Acceuil

Falun Gong: Un groupe religieux qui veut faire tomber le Parti communiste chinois peut-il survivre à Hong Kong?

Les marcheurs, vêtus de jaune, portaient des lotus violets, des symboles yin-yang et d’autres icônes bouddhistes traditionnelles. Mais ce sont leurs bannières géantes, tenues en hauteur ou montées sur de petits flotteurs, qui indiquent qu’il ne s’agit pas seulement d’un rassemblement religieux.

“Restez à l’écart du Parti communiste chinois. Arrêtez la persécution du Falun Gong.”

Mouvement religieux apparu en Chine au milieu des années 1990, le Falun Gong a gagné en popularité à l’échelle nationale avant d’être interdit et brutalement réprimé sur le continent en 1999. Mais il continue d’opérer à Hong Kong grâce à une plus grande protection des droits de l’homme sur le territoire.

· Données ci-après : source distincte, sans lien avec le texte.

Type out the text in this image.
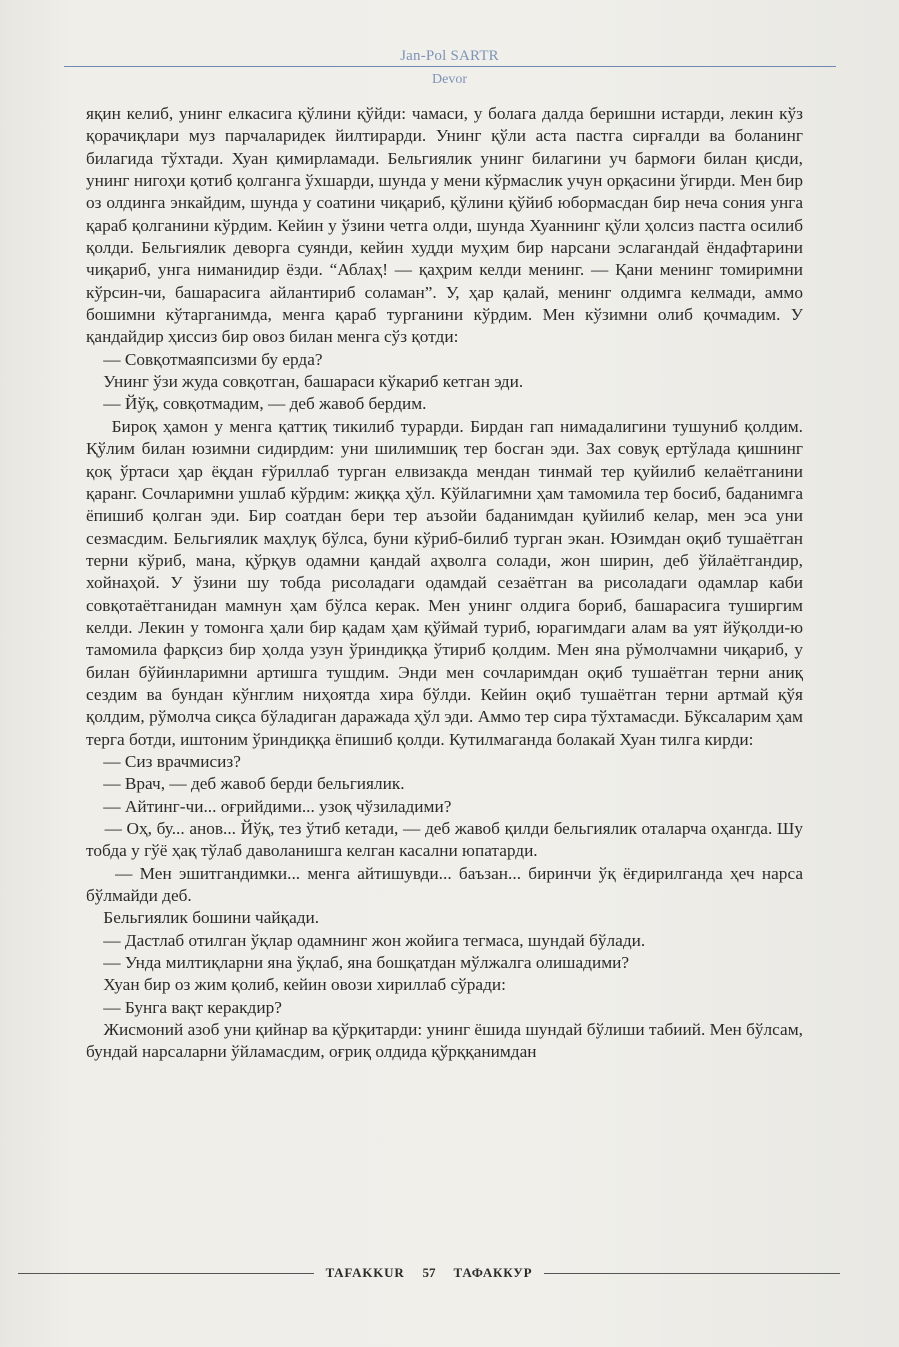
Jan-Pol SARTR
Devor

яқин келиб, унинг елкасига қўлини қўйди: чамаси, у болага далда беришни истарди, лекин кўз қорачиқлари муз парчаларидек йилтирарди. Унинг қўли аста пастга сирғалди ва боланинг билагида тўхтади. Хуан қимирламади. Бельгиялик унинг билагини уч бармоғи билан қисди, унинг нигоҳи қотиб қолганга ўхшарди, шунда у мени кўрмаслик учун орқасини ўгирди. Мен бир оз олдинга энкайдим, шунда у соатини чиқариб, қўлини қўйиб юбормасдан бир неча сония унга қараб қолганини кўрдим. Кейин у ўзини четга олди, шунда Хуаннинг қўли ҳолсиз пастга осилиб қолди. Бельгиялик деворга суянди, кейин худди муҳим бир нарсани эслагандай ёндафтарини чиқариб, унга ниманидир ёзди. “Аблаҳ! — қаҳрим келди менинг. — Қани менинг томиримни кўрсин-чи, башарасига айлантириб соламан”. У, ҳар қалай, менинг олдимга келмади, аммо бошимни кўтарганимда, менга қараб турганини кўрдим. Мен кўзимни олиб қочмадим. У қандайдир ҳиссиз бир овоз билан менга сўз қотди:

— Совқотмаяпсизми бу ерда?

Унинг ўзи жуда совқотган, башараси кўкариб кетган эди.

— Йўқ, совқотмадим, — деб жавоб бердим.

Бироқ ҳамон у менга қаттиқ тикилиб турарди. Бирдан гап нимадалигини тушуниб қолдим. Қўлим билан юзимни сидирдим: уни шилимшиқ тер босган эди. Зах совуқ ертўлада қишнинг қоқ ўртаси ҳар ёқдан ғўриллаб турган елвизакда мендан тинмай тер қуйилиб келаётганини қаранг. Сочларимни ушлаб кўрдим: жиққа ҳўл. Кўйлагимни ҳам тамомила тер босиб, баданимга ёпишиб қолган эди. Бир соатдан бери тер аъзойи баданимдан қуйилиб келар, мен эса уни сезмасдим. Бельгиялик маҳлуқ бўлса, буни кўриб-билиб турган экан. Юзимдан оқиб тушаётган терни кўриб, мана, қўрқув одамни қандай аҳволга солади, жон ширин, деб ўйлаётгандир, хойнаҳой. У ўзини шу тобда рисоладаги одамдай сезаётган ва рисоладаги одамлар каби совқотаётганидан мамнун ҳам бўлса керак. Мен унинг олдига бориб, башарасига туширгим келди. Лекин у томонга ҳали бир қадам ҳам қўймай туриб, юрагимдаги алам ва уят йўқолди-ю тамомила фарқсиз бир ҳолда узун ўриндиққа ўтириб қолдим. Мен яна рўмолчамни чиқариб, у билан бўйинларимни артишга тушдим. Энди мен сочларимдан оқиб тушаётган терни аниқ сездим ва бундан кўнглим ниҳоятда хира бўлди. Кейин оқиб тушаётган терни артмай қўя қолдим, рўмолча сиқса бўладиган даражада ҳўл эди. Аммо тер сира тўхтамасди. Бўксаларим ҳам терга ботди, иштоним ўриндиққа ёпишиб қолди. Кутилмаганда болакай Хуан тилга кирди:

— Сиз врачмисиз?

— Врач, — деб жавоб берди бельгиялик.

— Айтинг-чи... оғрийдими... узоқ чўзиладими?

— Оҳ, бу... анов... Йўқ, тез ўтиб кетади, — деб жавоб қилди бельгиялик оталарча оҳангда. Шу тобда у гўё ҳақ тўлаб даволанишга келган касални юпатарди.

— Мен эшитгандимки... менга айтишувди... баъзан... биринчи ўқ ёғдирилганда ҳеч нарса бўлмайди деб.

Бельгиялик бошини чайқади.

— Дастлаб отилган ўқлар одамнинг жон жойига тегмаса, шундай бўлади.

— Унда милтиқларни яна ўқлаб, яна бошқатдан мўлжалга олишадими?

Хуан бир оз жим қолиб, кейин овози хириллаб сўради:

— Бунга вақт керакдир?

Жисмоний азоб уни қийнар ва қўрқитарди: унинг ёшида шундай бўлиши табиий. Мен бўлсам, бундай нарсаларни ўйламасдим, оғриқ олдида қўрққанимдан

TAFAKKUR	57	ТАФАККУР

Une femme regarde les partisans du groupe spirituel du Falun Gong, interdit en Chine continentale, prendre part à une marche à Hong Kong le 27 avril 2019, pour observer le 20e anniversaire d'une grande manifestation à Pékin qui a conduit à une répression contre le mouvement .

Traverser la frontière en bus depuis la Chine et voir des pratiquants de Falun Gong distribuer des tracts anti-communistes était autrefois l’un des signes les plus visibles de l’autonomie relative de Hong Kong par rapport à Pékin.

Tout ce qui pourrait bientôt être considéré comme illégal nouvelle loi sur la sécurité adoptée par la Chine pour Hong Kong le mois dernier qui a criminalisé «les actes de sécession, la subversion du pouvoir de l’État, les activités terroristes et la collusion avec des forces étrangères ou extérieures pour mettre en danger la sécurité nationale».
Des lois similaires en Chine ont été utilisées pour poursuivre les pratiquants de Falun Gong, que Pékin dénonce comme “culte diabolique“cela” prêche des erreurs hérétiques qui sont anti-humanité et anti-science “à travers le contrôle de l’esprit des gens.
Les pratiquants de Falun Gong rejettent ces accusations et affirment qu’elles ont été injustement ciblées et réprimées par les autorités chinoises. Des milliers de pratiquants de Falun Gong seraient détenus “dans diverses prisons et centres de détention extralégaux” en Chine continentale, selon le groupe de défense des droits basé à Washington Freedom House – une accusation que Pékin nie également.

“La nouvelle loi sur la sécurité nationale agira comme un couteau bien aiguisé suspendue au-dessus de (l’association) et des têtes de chaque pratiquant de Falun Gong à Hong Kong”, a déclaré Ingrid Wu, porte-parole de l’Association de Falun Dafa de Hong Kong. “Nous sommes très inquiets.”

Les responsables de Hong Kong ont affirmé que la nouvelle loi était nécessaire et n’affecterait qu’une poignée de personnes. Début juillet, la directrice générale Carrie Lam a repoussé l’idée que la loi porterait atteinte aux libertés des personnes.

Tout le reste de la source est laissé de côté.